I have had 4 gm trucks in a row and I've never seen the red. It has always been green.
At 54,000 miles, I decided to change the air filter today on the van as I was doing some other things to it. Even though the indicator was green, the old filter did seem dirty with noticeable more darkness at the point where the air enters the housing.
I'm wondering if I wasted $40 and should've waited for the red to show, or if this was something many others would do with the original filter past 50,000 miles.
2004 2500 GMC Savanna 6.0 / 3.73
2001 Mallard 30E
Wife,
Triplets born 10-14-02 (2 girls, one boy)
Older daughter born in 1985
Choc lab named Kia (No, NOT after the car!) http://mywebpages.comcast.net/babies3/index.htm
Also checked the trans fluid. Looked and smelled like you could put it back in the bottle and pass it off as new. I was wondering if that should be changed anyway with a filter too.
The filter minder has been used on all OTR trucks for years.
Any restriction that pulls in the plunger any at all, is a negative pressure that is robbing you of airflow into your engine.
My golden rule for filters, and lubricants is....You can't change them too often. Or in simpler terms, there is no minimum mileage at which you can change it.
Do as Engineer suggests. I change our unit every 1.2 years regardless of indicator (however, we do only 5000 miles max ave. a year).

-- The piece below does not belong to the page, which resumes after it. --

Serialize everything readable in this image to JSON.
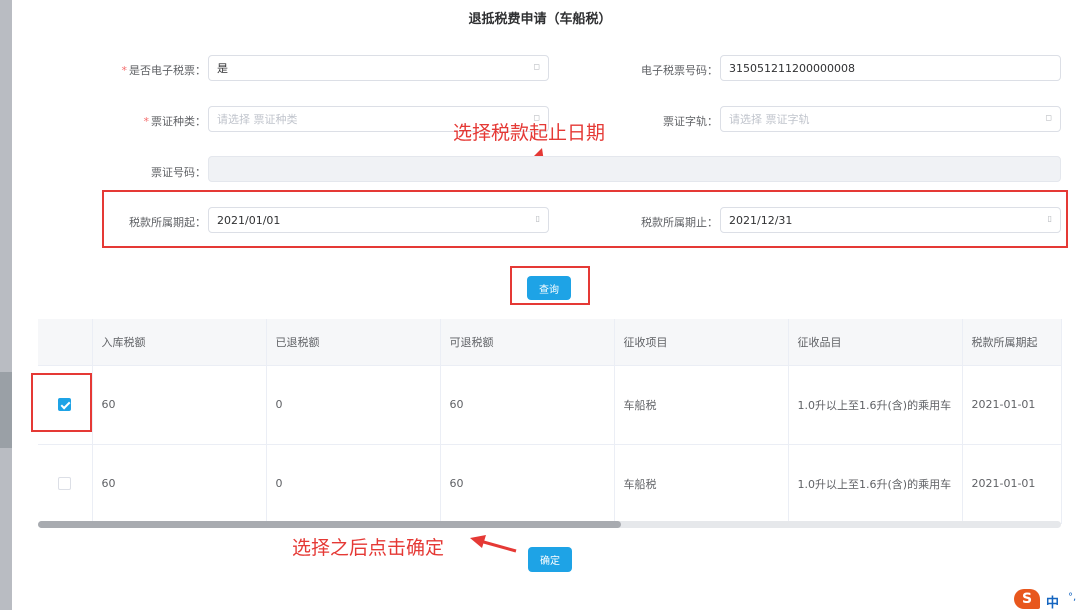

Tranny fluid: follow your owner's manual. If you are using your truck as in 'severe duty', change it out as indicated; if you are using your truck 'regular duty', do the smell and blotter test, and if this analog indicator shows negative, change it out. Otherwise, if analog test proves good change it out as per manual.
I've never had a gas engine'd GM pull that filter minder into red. I think they are fake. I've put 140,000 miles on my GM pickup and never saw that thing move. A diesel consumes much much more fresh air since there is no throttle plate.
1998 Chevy ECSB, K1500, 5.7 V8, AM trans temp and vacuum gauges. Scangauge. HD light harness with 4hi. Timbren overloads. 168,000 miles.
Just had my air filter changed a couple days ago. It was reading in the green but my mechanic decided to check it out. Turns out you are right, the indicator means little. Mine was a mess and needed to be replaced.
Normally on my duramax the indicator is still green at 15K miles when I change filter. (6.6 Duramax/Allison) However, one summer when I drove lots of dusty roads, it turned red in about 7K miles, I reset it to see what would happen, and a few days later it was red again, so I guess it works. I suspect that if you never get on the throttle for any length of time it may be pretty dirty and not turn red, since it looks at pressure differential and max pressure differential will be at or near full load WOT max RPM.
I changed my 03 Chevy at 36k and again about 76k. It looked like it could have went longer, but was fairly dirty. I played with the red indicator with my mouth to see if it would work. It will work doing that, but I've never seen the red from natural use.